After making headlines now questions are being asked whether the hype created about cyber attack by DDoS against Spamhaus was real or otherwise.
And most believe it wasn't like a mother of all cyber attack of history.
Computer World reports that the massive distributed denial-of-service (DDoS) attack on Spamhaus, which has many enemies as it seeks to stop Internet spam, was though a stunning event in that at some point the DDoS attack reached 300 billion bits per second, which likely does make it the most intense DDoS attack in history in terms of sheer speed.
But when many in the media somehow ended up reporting that this DDoS attack last week caused a global slowdown, that was simply wrong, says Keynote Systems, which does global monitoring of websites for performance.
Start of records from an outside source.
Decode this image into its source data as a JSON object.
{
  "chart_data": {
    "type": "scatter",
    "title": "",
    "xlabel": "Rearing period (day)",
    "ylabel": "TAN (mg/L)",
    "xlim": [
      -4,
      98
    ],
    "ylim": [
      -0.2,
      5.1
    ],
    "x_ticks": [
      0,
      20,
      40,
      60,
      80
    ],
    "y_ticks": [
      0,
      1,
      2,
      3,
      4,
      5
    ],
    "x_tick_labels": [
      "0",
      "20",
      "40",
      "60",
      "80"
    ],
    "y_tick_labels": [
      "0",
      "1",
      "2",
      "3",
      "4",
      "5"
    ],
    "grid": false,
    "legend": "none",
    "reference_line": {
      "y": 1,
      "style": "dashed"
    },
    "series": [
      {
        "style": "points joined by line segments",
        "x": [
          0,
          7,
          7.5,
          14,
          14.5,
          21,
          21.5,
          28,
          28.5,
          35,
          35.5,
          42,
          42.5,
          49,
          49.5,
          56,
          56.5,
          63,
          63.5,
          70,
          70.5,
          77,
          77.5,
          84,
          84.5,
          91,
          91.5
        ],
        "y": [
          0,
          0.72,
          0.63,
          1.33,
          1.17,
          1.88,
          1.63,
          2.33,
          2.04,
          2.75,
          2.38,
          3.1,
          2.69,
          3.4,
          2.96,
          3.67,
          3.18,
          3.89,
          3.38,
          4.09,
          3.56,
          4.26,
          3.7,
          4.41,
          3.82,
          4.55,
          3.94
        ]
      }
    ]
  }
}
The hundreds of websites that Keynote monitors showed no performance changes that were out of the ordinary at all, says Aaron Rudger, senior market manager at Keynote, which went back and closely compared U.S. Web performance to European performance to see if it could find evidence to support all these Internet slowdown assertions heard in both the European and U.S. the media.
There was simply nothing to be found that jumps out as unusual at all, except for on March 26, average website response time for users in the cities of Stockholm, Amsterdam, London, Paris and Frankfurt slowed slightly to 2.4 seconds while the U.S. averaged 1.2 seconds.
Whether the DDoS attack against Spamhaus had anything to do with the slightly slower response time is uncertain, but it's not unusual to find some slower responses when certain events, such as soccer games occur, as there happened to be one on that day.